Yield Strength is the force at which the bolt permanently stretches and will not return to its original shape. Tensile Strength is the maximum force the bolt can withstand before it snaps completely.

How is shear capacity calculated?

Shear capacity is not explicitly defined in the ISO grade system but is generally estimated as 60% of the Ultimate Tensile Strength for engineering approximations (Von Mises criterion).

Can I use stainless steel bolts with this calculator?

No. Stainless steel uses a different grading system (e.g., A2-70, A4-80). This calculator is specific to Carbon and Alloy Steel bolts (ISO 898-1).

What does “Proof Load” mean?

Proof load is a test load slightly below the yield strength (usually 90-92% of yield). It is the maximum load a bolt can withstand without any permanent deformation.

Why do M bolts have different pitches?

Standard “coarse” pitch is the default for general use. “Fine” pitch is used where vibration resistance is needed or for fine adjustments. This tool uses Coarse pitch standards.

Is the safety factor included automatically?
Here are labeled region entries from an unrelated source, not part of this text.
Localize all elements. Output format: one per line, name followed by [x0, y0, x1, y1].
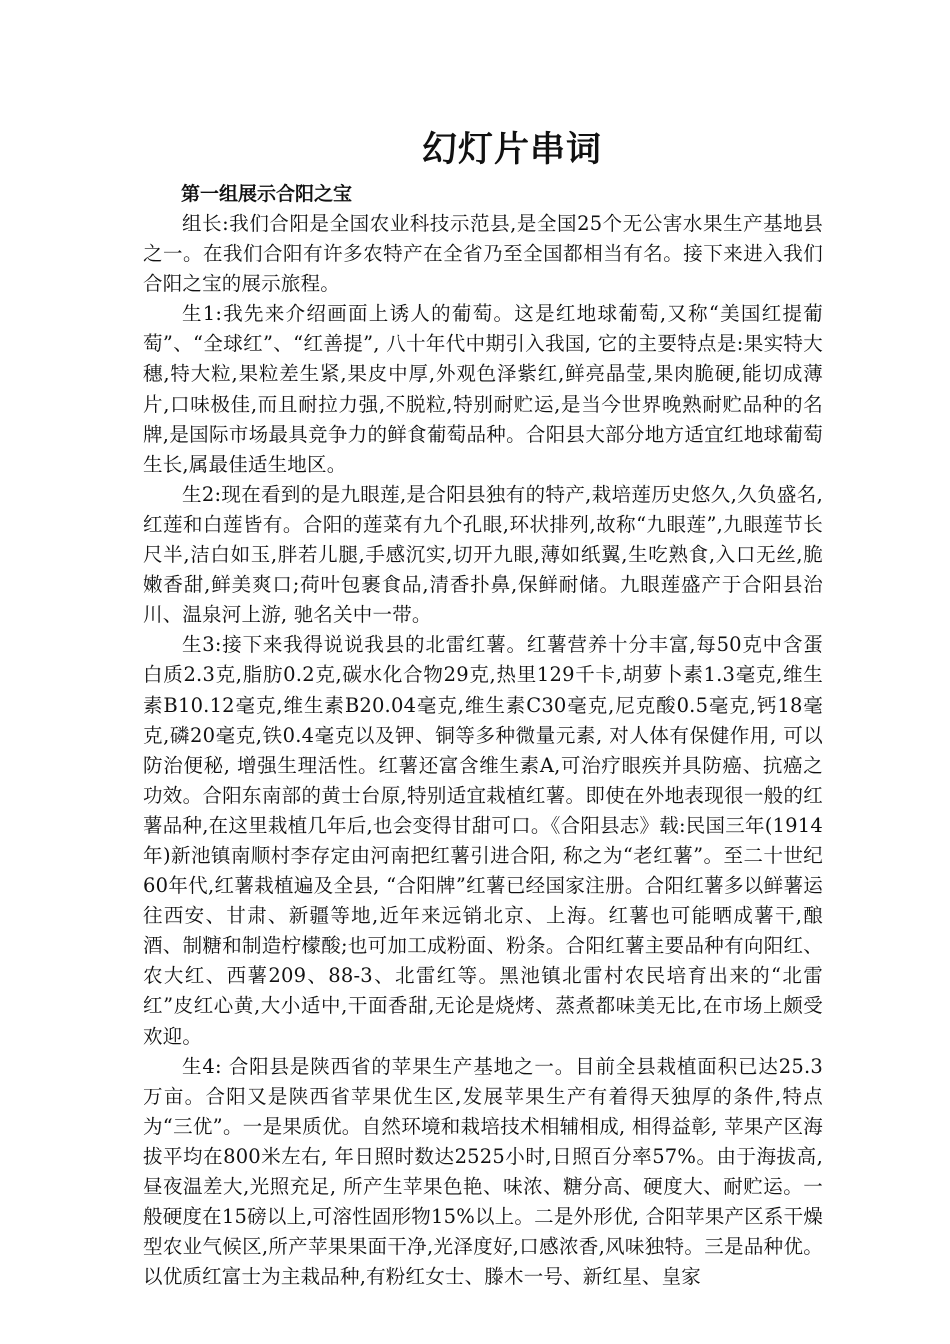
- paragraph-lotus-root: 生2:现在看到的是九眼莲,是合阳县独有的特产,栽培莲历史悠久,久负盛名,红莲和白莲皆有。合阳的莲菜有九个孔眼,环状排列,故称“九眼莲”,九眼莲节长尺半,洁白如玉,胖若儿腿,手感沉实,切开九眼,薄如纸翼,生吃熟食,入口无丝,脆嫩香甜,鲜美爽口;荷叶包裹食品,清香扑鼻,保鲜耐储。九眼莲盛产于合阳县治川、温泉河上游, 驰名关中一带。: [143, 482, 823, 627]
- paragraph-leader-intro: 组长:我们合阳是全国农业科技示范县,是全国25个无公害水果生产基地县之一。在我们合阳有许多农特产在全省乃至全国都相当有名。接下来进入我们合阳之宝的展示旅程。: [143, 212, 823, 296]
- paragraph-apples: 生4: 合阳县是陕西省的苹果生产基地之一。目前全县栽植面积已达25.3万亩。合阳又是陕西省苹果优生区,发展苹果生产有着得天独厚的条件,特点为“三优”。一是果质优。自然环境和栽培技术相辅相成, 相得益彰, 苹果产区海拔平均在800米左右, 年日照时数达2525小时,日照百分率57%。由于海拔高,昼夜温差大,光照充足, 所产生苹果色艳、味浓、糖分高、硬度大、耐贮运。一般硬度在15磅以上,可溶性固形物15%以上。二是外形优, 合阳苹果产区系干燥型农业气候区,所产苹果果面干净,光泽度好,口感浓香,风味独特。三是品种优。以优质红富士为主栽品种,有粉红女士、滕木一号、新红星、皇家: [143, 1054, 823, 1289]
- paragraph-grapes: 生1:我先来介绍画面上诱人的葡萄。这是红地球葡萄,又称“美国红提葡萄”、“全球红”、“红善提”, 八十年代中期引入我国, 它的主要特点是:果实特大穗,特大粒,果粒差生紧,果皮中厚,外观色泽紫红,鲜亮晶莹,果肉脆硬,能切成薄片,口味极佳,而且耐拉力强,不脱粒,特别耐贮运,是当今世界晚熟耐贮品种的名牌,是国际市场最具竞争力的鲜食葡萄品种。合阳县大部分地方适宜红地球葡萄生长,属最佳适生地区。: [143, 302, 823, 476]
- section-heading: 第一组展示合阳之宝: [181, 183, 353, 205]
- paragraph-sweet-potato: 生3:接下来我得说说我县的北雷红薯。红薯营养十分丰富,每50克中含蛋白质2.3克,脂肪0.2克,碳水化合物29克,热里129千卡,胡萝卜素1.3毫克,维生素B10.12毫克,维生素B20.04毫克,维生素C30毫克,尼克酸0.5毫克,钙18毫克,磷20毫克,铁0.4毫克以及钾、铜等多种微量元素, 对人体有保健作用, 可以防治便秘, 增强生理活性。红薯还富含维生素A,可治疗眼疾并具防癌、抗癌之功效。合阳东南部的黄士台原,特别适宜栽植红薯。即使在外地表现很一般的红薯品种,在这里栽植几年后,也会变得甘甜可口。《合阳县志》载:民国三年(1914年)新池镇南顺村李存定由河南把红薯引进合阳, 称之为“老红薯”。至二十世纪60年代,红薯栽植遍及全县, “合阳牌”红薯已经国家注册。合阳红薯多以鲜薯运往西安、甘肃、新疆等地,近年来远销北京、上海。红薯也可能晒成薯干,酿酒、制糖和制造柠檬酸;也可加工成粉面、粉条。合阳红薯主要品种有向阳红、农大红、西薯209、88-3、北雷红等。黑池镇北雷村农民培育出来的“北雷红”皮红心黄,大小适中,干面香甜,无论是烧烤、蒸煮都味美无比,在市场上颇受欢迎。: [143, 633, 823, 1048]
- document-page: [143, 120, 823, 1292]
- document-title: 幻灯片串词: [421, 129, 602, 170]
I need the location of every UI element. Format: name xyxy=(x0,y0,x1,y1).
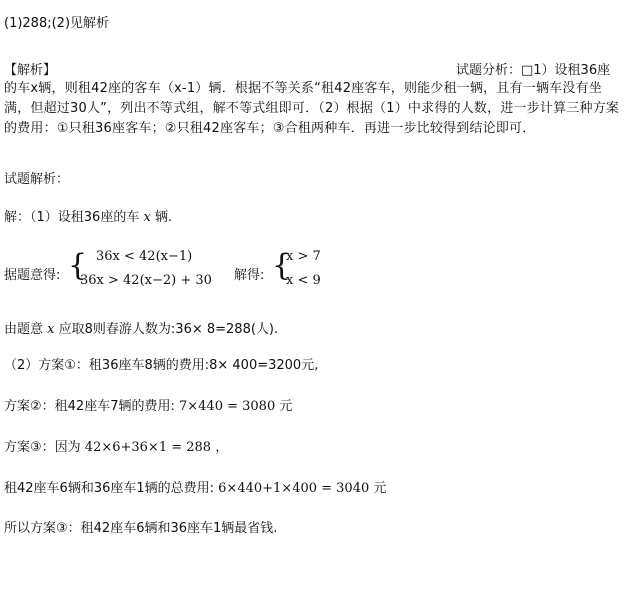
plan-3-formula: 42×6+36×1 = 288 xyxy=(84,440,212,455)
plan-2-line xyxy=(4,395,292,414)
solution-1: x > 7 xyxy=(286,249,321,264)
solution-heading: 试题解析： xyxy=(4,172,70,187)
plan-1: （2）方案①：租36座车8辆的费用:8× 400=3200元, xyxy=(4,358,319,373)
solution-brace-icon: { xyxy=(272,248,292,283)
answer-line: (1)288;(2)见解析 xyxy=(4,16,110,31)
inequality-1: 36x < 42(x−1) xyxy=(96,249,193,264)
plan-3-tail: ， xyxy=(215,440,229,455)
solution-2: x < 9 xyxy=(286,273,321,288)
combo-formula: 6×440+1×400 = 3040 xyxy=(218,481,370,496)
step1-variable: x xyxy=(143,210,151,225)
plan-2-formula: 7×440 = 3080 xyxy=(179,399,276,414)
step1-prefix: 解：（1）设租36座的车 xyxy=(4,210,140,225)
solution-step1 xyxy=(4,206,172,225)
step1-suffix: 辆. xyxy=(154,210,173,225)
inequality-2: 36x > 42(x−2) + 30 xyxy=(80,273,212,288)
conclusion-prefix: 由题意 xyxy=(4,322,44,337)
plan-2-text: 方案②：租42座车7辆的费用: xyxy=(4,399,175,414)
system-brace-icon: { xyxy=(68,248,88,283)
conclusion-variable: x xyxy=(47,322,55,337)
conclusion-suffix: 应取8则春游人数为:36× 8=288(人). xyxy=(58,322,279,337)
analysis-heading: 【解析】 xyxy=(4,63,57,78)
system-label: 据题意得: xyxy=(4,268,61,283)
conclusion-line xyxy=(4,318,278,337)
plan-3-line xyxy=(4,436,228,455)
plan-2-unit: 元 xyxy=(279,399,293,414)
combo-line xyxy=(4,477,386,496)
final-conclusion: 所以方案③：租42座车6辆和36座车1辆最省钱. xyxy=(4,521,278,536)
combo-text: 租42座车6辆和36座车1辆的总费用: xyxy=(4,481,215,496)
plan-3-text: 方案③：因为 xyxy=(4,440,81,455)
solve-label: 解得: xyxy=(234,268,265,283)
combo-unit: 元 xyxy=(373,481,387,496)
analysis-intro: 试题分析：□1）设租36座 xyxy=(456,63,611,78)
analysis-paragraph: 的车x辆，则租42座的客车（x-1）辆．根据不等关系“租42座客车，则能少租一辆，且有一辆车没有坐满，但超过30人”，列出不等式组，解不等式组即可．（2）根据（1）中求得的人数，进一步计算三种方案的费用：①只租36座客车；②只租42座客车；③合租两种车．再进一步比较得到结论即可． xyxy=(4,81,620,136)
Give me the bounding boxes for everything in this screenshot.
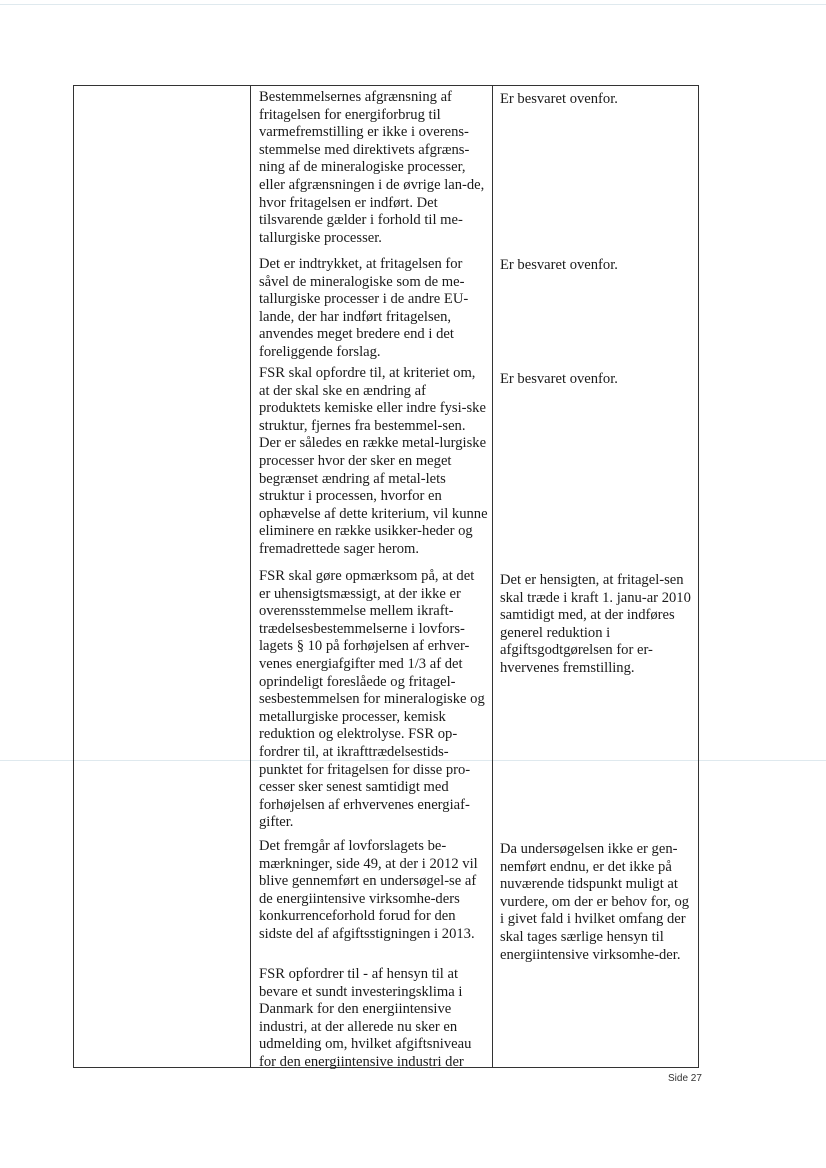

No, the default results show the theoretical failure limits (Safety Factor = 1.0). You must input a safety factor greater than 1.0 to calculate a safe Working Load Limit (WLL).

Does bolt length affect strength?

Generally, no. The tensile strength is determined by the diameter and material. However, very long bolts may be subject to bending or buckling, which is a different failure mode.

What is M12 bolt capacity in kg?

To convert kN to kg, multiply by approximately 101.97. For example, an M12 8.8 bolt (Yield ~40kN) can hold roughly 4,000 kg before deforming.